Slow start, strong finish in another GW romp
After a sluggish first quarter and dodging a bullet by stopping Spring Valley inside the 10-yard line, Class AAA No. 3 George Washington resigned to playing 3-yards-and-a-cloud-of -dust football.
In other words, the Patriots defense mostly held the Timberwolves to 3 yards or less per play and Ryan Switzer left Spring Valley choking on dust clouds time and time again.
Switzer was held to just 6 yards on five carries in the first quarter, but galloped for 303 yards and five touchdowns on his final 13 rushes as GW blew by the Timberwolves for a 42-7 homecoming win Friday night at Steve Edwards Sr. Field.
The Patriots (5-1) were playing with heavy hearts in their first home game since teammate Drew Morton was killed in a car crash on Sept. 16. Team captains carried Morton's No. 73 jersey out for the opening coin toss and there was a moment of silence observed before the kickoff.
"[The win] feels good," Switzer said. "We're going to keep Drew with us the whole season and continue through our lives. We were trying to come out here and play and play for him."
In order to get that win, the George Washington defense had to make a big stand.
Early in the second quarter, Spring Valley took over on GW's 31-yard line after forcing a third Patriots punt from their own 2. On the first play of the drive, Ryan George ran 6 yards up the middle, fumbled, and Timberwolves fullback Elijah Wellman picked it up and rumbled down to the GW 3.
A penalty for illegal assisting of the runner moved it out to the 8-yard line, but Spring Valley still had a golden opportunity to strike first.
Instead, it was the Patriots' defense that rose up, holding the Timberwolves to minus-2 yards on the next three plays. After Samuel Brody's 26-yard field goal attempt sailed wide right, GW took over on its 20.
"It was a close ball game, we had opportunities," Spring Valley coach Brad Dingess said. "And I thought when we had the ball down there, when we came away with zero points, I thought we laid down for just a little bit."
In truth, an adjustment from GW coach Steve Edwards Jr. finally got Switzer, the defending Kennedy Award winner, going.
After spending the first quarter lining up and running at a physical Spring Valley defense with no success, Edwards went to the spread, mixing the run with the pass and all the while providing his skill players with space to operate.

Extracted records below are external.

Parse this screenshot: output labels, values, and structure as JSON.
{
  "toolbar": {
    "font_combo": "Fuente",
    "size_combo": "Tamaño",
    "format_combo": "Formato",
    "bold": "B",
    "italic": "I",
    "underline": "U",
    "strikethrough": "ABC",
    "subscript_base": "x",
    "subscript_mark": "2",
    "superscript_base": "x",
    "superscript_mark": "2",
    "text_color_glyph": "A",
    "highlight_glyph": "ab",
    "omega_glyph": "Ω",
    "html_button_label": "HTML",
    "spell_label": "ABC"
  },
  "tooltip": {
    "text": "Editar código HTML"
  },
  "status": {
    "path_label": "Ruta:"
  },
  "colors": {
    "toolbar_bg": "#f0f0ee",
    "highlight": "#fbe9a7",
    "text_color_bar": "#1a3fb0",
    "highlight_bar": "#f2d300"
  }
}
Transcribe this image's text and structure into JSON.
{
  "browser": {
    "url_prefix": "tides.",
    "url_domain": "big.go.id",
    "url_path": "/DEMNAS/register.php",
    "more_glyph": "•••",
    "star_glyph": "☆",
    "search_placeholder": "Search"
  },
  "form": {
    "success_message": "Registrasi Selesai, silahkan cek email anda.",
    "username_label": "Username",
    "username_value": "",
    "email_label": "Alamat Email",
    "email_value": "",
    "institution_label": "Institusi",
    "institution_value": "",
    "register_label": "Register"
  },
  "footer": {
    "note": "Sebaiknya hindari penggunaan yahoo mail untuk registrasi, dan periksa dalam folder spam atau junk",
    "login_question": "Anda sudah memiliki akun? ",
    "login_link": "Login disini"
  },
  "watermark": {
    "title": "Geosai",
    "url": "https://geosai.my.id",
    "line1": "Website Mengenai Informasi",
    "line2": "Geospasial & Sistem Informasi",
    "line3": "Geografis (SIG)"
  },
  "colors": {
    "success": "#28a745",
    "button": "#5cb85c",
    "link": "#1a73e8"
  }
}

That's about all Switzer needed. He ended the ensuing GW drive with a 33-yard touchdown scamper, and after the Patriots forced Spring Valley into a three-and-out, opened up the next drive with a 52-yard touchdown run.

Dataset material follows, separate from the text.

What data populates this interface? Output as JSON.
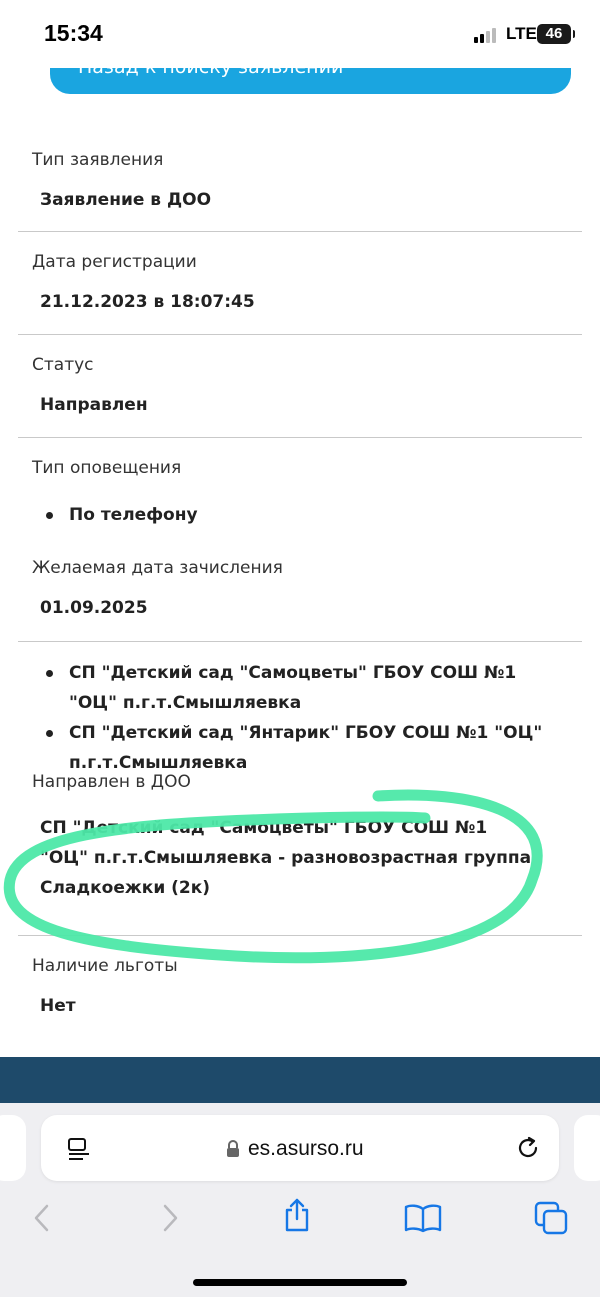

"We felt we had to spread them out of the box a little bit and try to get our kids in space the best we could," Edwards said. "We had to make them play us a little honest, they weren't playing us honest at first. Things worked out for us. They've got a really good football team, we just had some things bounce our way and that happens sometimes."

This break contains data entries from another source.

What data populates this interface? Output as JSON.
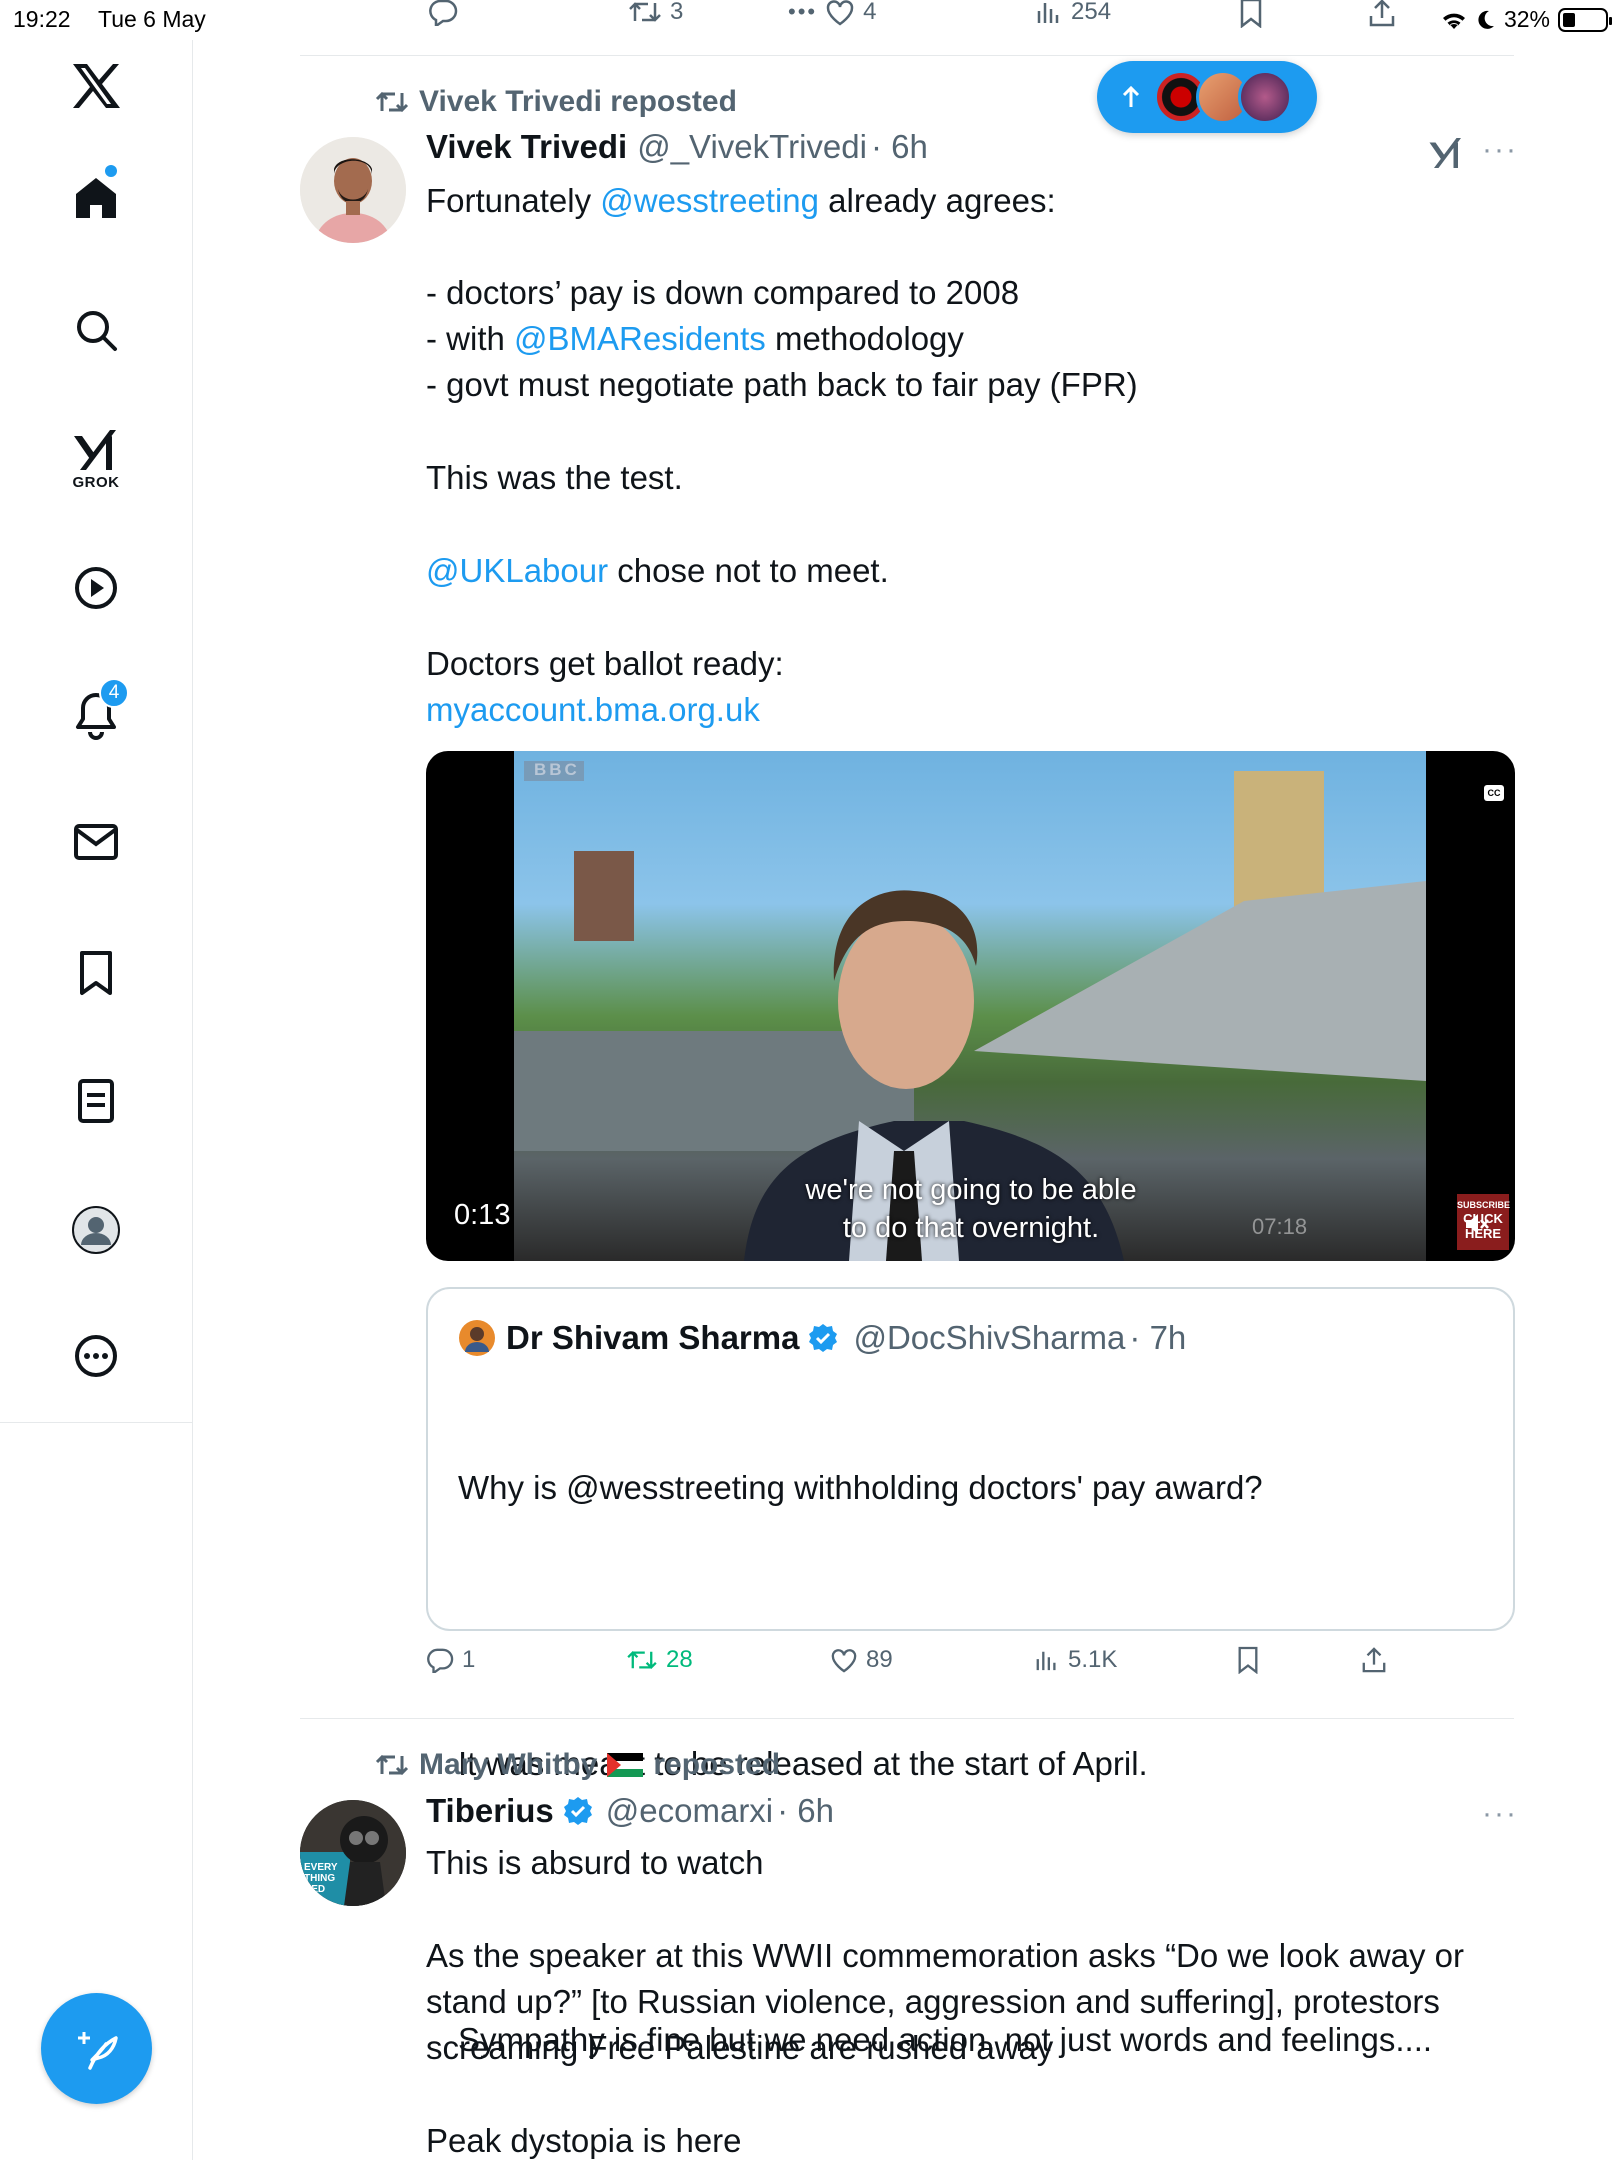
{
  "status_bar": {
    "time": "19:22",
    "date": "Tue 6 May",
    "battery": "32%"
  },
  "sidebar": {
    "grok_label": "GROK",
    "notifications_count": "4"
  },
  "prev_tweet_actions": {
    "reposts": "3",
    "likes": "4",
    "views": "254"
  },
  "tweet1": {
    "repost_by": "Vivek Trivedi reposted",
    "name": "Vivek Trivedi",
    "handle": "@_VivekTrivedi",
    "time": "· 6h",
    "line1_mention": "@wesstreeting",
    "line1_a": "Fortunately ",
    "line1_b": " already agrees:",
    "bullet1": "- doctors’ pay is down compared to 2008",
    "bullet2_a": "- with ",
    "bullet2_mention": "@BMAResidents",
    "bullet2_b": " methodology",
    "bullet3": "- govt must negotiate path back to fair pay (FPR)",
    "p2": "This was the test.",
    "p3_mention": "@UKLabour",
    "p3_b": " chose not to meet.",
    "p4": "Doctors get ballot ready:",
    "p4_link": "myaccount.bma.org.uk",
    "video": {
      "duration": "0:13",
      "subtitle_1": "we're not going to be able",
      "subtitle_2": "to do that overnight.",
      "watermark": "07:18",
      "bbc": "BBC",
      "cc": "CC",
      "subscribe": "SUBSCRIBE",
      "click_here": "CLICK HERE"
    },
    "quote": {
      "name": "Dr Shivam Sharma",
      "handle": "@DocShivSharma",
      "time": "· 7h",
      "text1": "Why is @wesstreeting withholding doctors' pay award?",
      "text2": "It was meant to be released at the start of April.",
      "text3": "Sympathy is fine but we need action, not just words and feelings...."
    },
    "actions": {
      "replies": "1",
      "reposts": "28",
      "likes": "89",
      "views": "5.1K"
    }
  },
  "tweet2": {
    "repost_by": "Mary Whitby",
    "repost_suffix": "reposted",
    "name": "Tiberius",
    "handle": "@ecomarxi",
    "time": "· 6h",
    "p1": "This is absurd to watch",
    "p2": "As the speaker at this WWII commemoration asks “Do we look away or stand up?” [to Russian violence, aggression and suffering], protestors screaming Free Palestine are rushed away",
    "p3": "Peak dystopia is here",
    "avatar_text": "EVERY THING KED"
  },
  "colors": {
    "accent": "#1d9bf0",
    "repost_green": "#00ba7c",
    "muted": "#536471"
  }
}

Switzer added a 10-yard scoring scamper in the second quarter and ran in from 66 and 41 yards in the second half. GW quarterback Trevor Bell connected with Jacob Jackson for a 38-yard touchdown to finish off the Patriots' first drive of the third quarter.
"[This was a] big win for us," Edwards said. "You beat good quality programs and quality teams this time of year, it's huge. Our kids played with some good emotion and played like it was important to them. If we can continue to do that and keep our heads about us, we'll give ourselves a chance every weekend."
Wellman, who will attend West Virginia most likely to play linebacker, was limited to just 69 yards on 18 carries after averaging 217 yards and two touchdowns over his last three games.
Much of that was due to GW's own Division I linebacker Dustin Crouser, who clogged up the middle almost all night long.
Spring Valley's lone touchdown came on an 18-yard throw from backup quarterback Bryer Brewer to Adam Page.
The No. 13 Timberwolves dropped to 3-3, with all three losses coming to Class AAA top five teams (No. 1 Cabell Midland, No. 4 Huntington, No. 5 GW).
While Dingess said all three are tough teams, he added George Washington has the ability to beat anyone in the state.
"If you've got No. 7 you can beat anybody," Dingess said, referring to Switzer. "He's the difference in the ballgame. I thought we did a good job at the beginning trying to bottle him up, but if he gets out in space I don't think there's anyone in the state that can tackle him. They just do a great job with that."
A scary moment occurred when Spring Valley's Chase Lucas took a ferocious crack-back block from GW's Trevon Johnson in the third quarter. Lucas lay motionless on the field for several minutes and eventually had to be carted off the field.
Dingess said Lucas was responsive and had feeling throughout his body when he left the field. Lucas had already suffered a severe concussion this season and Dingess said he will most likely miss the rest of the year.